O mausoléu que Cirlene estava limpando na quarta-feira (22), quando a visitamos, é um desses exemplos. “Esse aqui antes era um tumulto normal, com planta, tudinho. Meu avô pegou para molhar as plantas e aí pediram para ele manter limpo”, diz.
Mas, como ele também realizava outros serviços no cemitério pela prefeitura, o jeito foi chamar a Leonísia para ajudar. A partir disso, Cirlene comenta que se tornou uma frequentadora do cemitério.
Éramos crianças, pulávamos o muro da Zahran para cá. Acompanhávamos a minha avó para não ficar em casa. Eu tinha seis, sete anos. Para nós, quando criança, era brincadeira”, recorda.
Só deixou de ser brincadeira quando Cirlene completou 24 anos e assumiu o ofício com seriedade, tendo a confiança das famílias que antes contratavam o serviço dos avós. Ela explica como é fazer o que faz e ter assumido o posto deles.

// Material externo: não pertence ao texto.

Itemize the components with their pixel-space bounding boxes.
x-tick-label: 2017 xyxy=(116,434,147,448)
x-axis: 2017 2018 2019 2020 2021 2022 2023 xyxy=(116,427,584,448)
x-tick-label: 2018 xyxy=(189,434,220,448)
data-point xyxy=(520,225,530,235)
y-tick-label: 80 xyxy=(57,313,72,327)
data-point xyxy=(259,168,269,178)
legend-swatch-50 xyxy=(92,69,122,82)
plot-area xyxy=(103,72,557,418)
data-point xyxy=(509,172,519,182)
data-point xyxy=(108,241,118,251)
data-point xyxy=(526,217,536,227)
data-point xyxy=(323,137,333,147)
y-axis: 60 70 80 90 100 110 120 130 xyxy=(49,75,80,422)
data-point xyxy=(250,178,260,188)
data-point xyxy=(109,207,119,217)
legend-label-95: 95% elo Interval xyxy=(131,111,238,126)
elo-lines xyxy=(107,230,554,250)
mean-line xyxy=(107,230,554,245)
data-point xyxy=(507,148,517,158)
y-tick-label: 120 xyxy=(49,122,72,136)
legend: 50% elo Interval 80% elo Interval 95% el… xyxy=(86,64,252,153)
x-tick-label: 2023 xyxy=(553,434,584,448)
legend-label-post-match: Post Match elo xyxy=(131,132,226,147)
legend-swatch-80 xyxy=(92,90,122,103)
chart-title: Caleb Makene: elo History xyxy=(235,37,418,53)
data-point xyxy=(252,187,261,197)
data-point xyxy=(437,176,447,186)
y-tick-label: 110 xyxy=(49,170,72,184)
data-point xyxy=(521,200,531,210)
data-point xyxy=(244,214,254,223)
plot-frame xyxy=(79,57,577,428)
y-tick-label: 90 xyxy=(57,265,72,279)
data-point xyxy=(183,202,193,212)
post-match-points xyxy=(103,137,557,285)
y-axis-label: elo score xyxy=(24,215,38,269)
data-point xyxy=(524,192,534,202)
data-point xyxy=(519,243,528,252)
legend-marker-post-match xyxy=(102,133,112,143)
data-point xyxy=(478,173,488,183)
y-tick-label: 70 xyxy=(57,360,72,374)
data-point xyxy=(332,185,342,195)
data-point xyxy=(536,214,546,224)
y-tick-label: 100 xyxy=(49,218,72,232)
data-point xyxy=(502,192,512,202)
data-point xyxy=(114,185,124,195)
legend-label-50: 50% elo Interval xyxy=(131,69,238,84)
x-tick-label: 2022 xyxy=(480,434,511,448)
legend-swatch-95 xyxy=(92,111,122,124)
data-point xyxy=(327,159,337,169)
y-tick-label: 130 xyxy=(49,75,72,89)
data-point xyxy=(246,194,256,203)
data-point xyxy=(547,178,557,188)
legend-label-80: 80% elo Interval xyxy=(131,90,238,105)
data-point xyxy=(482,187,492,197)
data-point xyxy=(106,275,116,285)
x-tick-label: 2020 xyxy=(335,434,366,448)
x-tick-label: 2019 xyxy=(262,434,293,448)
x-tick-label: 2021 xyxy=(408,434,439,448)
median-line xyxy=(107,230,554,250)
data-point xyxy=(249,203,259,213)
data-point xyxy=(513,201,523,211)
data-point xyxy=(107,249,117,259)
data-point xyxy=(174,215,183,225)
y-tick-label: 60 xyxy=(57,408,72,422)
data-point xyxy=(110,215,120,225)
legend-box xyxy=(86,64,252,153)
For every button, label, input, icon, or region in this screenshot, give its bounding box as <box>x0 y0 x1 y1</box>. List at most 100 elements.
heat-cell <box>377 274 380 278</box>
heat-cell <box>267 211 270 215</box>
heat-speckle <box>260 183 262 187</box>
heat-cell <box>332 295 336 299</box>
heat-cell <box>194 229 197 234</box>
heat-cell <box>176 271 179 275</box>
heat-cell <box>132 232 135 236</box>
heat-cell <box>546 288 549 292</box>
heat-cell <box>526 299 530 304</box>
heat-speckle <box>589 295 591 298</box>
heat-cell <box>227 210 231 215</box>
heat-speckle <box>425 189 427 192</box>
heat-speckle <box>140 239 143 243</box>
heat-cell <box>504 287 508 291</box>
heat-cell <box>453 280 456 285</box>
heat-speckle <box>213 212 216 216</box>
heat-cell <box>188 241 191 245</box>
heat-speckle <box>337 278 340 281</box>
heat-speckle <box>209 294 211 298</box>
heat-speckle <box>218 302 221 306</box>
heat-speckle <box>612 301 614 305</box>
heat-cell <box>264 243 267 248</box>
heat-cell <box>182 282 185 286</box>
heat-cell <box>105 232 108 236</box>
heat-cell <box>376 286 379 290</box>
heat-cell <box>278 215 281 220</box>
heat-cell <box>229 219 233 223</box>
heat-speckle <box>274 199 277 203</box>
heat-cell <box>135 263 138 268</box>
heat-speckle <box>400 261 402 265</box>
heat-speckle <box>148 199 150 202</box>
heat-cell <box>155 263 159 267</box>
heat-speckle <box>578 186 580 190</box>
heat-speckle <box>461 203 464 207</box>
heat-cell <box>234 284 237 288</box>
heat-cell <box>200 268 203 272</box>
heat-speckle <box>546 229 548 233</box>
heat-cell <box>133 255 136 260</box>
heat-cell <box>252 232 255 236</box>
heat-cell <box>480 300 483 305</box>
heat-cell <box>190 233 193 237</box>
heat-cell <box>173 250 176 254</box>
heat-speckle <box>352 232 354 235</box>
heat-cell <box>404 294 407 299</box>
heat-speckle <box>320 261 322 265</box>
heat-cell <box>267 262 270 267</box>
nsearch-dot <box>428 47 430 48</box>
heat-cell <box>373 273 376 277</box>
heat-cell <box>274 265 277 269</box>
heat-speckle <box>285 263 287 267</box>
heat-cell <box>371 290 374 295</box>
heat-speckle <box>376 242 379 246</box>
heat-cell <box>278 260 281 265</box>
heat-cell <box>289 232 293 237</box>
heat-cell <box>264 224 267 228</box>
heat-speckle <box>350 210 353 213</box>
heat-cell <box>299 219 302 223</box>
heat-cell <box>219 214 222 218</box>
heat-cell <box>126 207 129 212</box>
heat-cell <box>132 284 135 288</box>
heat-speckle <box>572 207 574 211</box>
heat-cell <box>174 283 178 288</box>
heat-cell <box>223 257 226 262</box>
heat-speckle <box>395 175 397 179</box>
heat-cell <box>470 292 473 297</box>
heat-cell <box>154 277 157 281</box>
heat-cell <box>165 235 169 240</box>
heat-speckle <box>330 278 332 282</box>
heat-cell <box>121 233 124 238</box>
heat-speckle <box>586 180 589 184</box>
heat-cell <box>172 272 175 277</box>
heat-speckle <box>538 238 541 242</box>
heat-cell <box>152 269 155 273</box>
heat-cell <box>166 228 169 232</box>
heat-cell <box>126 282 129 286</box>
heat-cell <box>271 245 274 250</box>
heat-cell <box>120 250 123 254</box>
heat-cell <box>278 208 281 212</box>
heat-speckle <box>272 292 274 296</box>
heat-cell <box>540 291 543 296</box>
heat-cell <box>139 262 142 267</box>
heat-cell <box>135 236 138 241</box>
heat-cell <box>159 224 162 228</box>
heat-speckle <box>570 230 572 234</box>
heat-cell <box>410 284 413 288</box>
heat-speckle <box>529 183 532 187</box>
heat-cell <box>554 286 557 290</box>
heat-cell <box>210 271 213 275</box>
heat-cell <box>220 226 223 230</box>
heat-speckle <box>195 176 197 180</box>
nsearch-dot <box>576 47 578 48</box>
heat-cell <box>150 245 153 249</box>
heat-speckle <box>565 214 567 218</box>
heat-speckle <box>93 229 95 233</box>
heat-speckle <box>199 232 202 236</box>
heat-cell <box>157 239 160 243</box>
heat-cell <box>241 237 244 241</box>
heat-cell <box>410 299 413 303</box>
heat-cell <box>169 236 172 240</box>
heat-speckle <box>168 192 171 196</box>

“Você tem aquela responsabilidade e os proprietários têm aquela confiança na família. Confiaram no meu avô isso aqui há mais de 60 anos”, pontua.
O cronograma de serviço, os horários e os dias são todos organizados por ela. Autonomia e liberdade que Cirlene não abre mão, embora tenha tentado deixar o ofício há 10 anos, mas voltou e permaneceu com muito gosto. Embora exerça uma profissão antiga, a mesma ainda é desconhecida para muitas pessoas, o que gera curiosidade e rende muitas perguntas.
Tem quem fale: ‘Mas no cemitério, como você faz, como assim limpeza?’. Eu digo que é uma limpeza normal, igual pegar uma casa para limpar, mas sem as panelas”, relata.

Hoje, Cirlene cuida de túmulos e mausoléus de famílias cujos parentes ela conheceu em vida. Ela cita vários nomes e sobrenomes, alguns de antigos patrões, que deixaram parentes que agora são patrões dela. É o ciclo da vida e da morte, dá para dizer que Cirlene trabalha com os dois.
Ao falar sobre um dos patrões, a autônoma relembra uma conversa que teve sobre esse mesmo assunto. “Muitos deles falam assim: ‘Olha, enquanto estou viva vou manter e confio em você para manter tudo limpinho. Agora, depois que eu morrer, não sei’. Então, eles tinham essa consciência”, afirma.
E, apesar das diversas despedidas, ela revela que ainda não se acostumou com essas ocasiões. “Você pega uma intimidade, um carinho das pessoas. Eu cuido da família do seu Lito e, quando ele faleceu, para mim… Ele era uma pessoa que estava aqui todo mês, conversava, brincava com meus filhos. Então, você passa a fazer parte daquela família”, desabafa.

O Cemitério Santo Antônio também é o lugar de descanso da avó de Cirlene, que nos leva para conhecer o túmulo de Leonísia. O túmulo onde ela está é cuidado pela neta, com rosas, girassóis e outras flores sempre regadas, imagens de santas intactas e a pedra muito bem encerada.
É no silêncio do cemitério que Cirlene trabalha, ainda sem data para parar. Talvez, o ofício que vem sendo passado há gerações termine na vez dela.
“Meus filhos, cada um tem sua profissão. Então, acredito que vá acabar em mim”, conclui.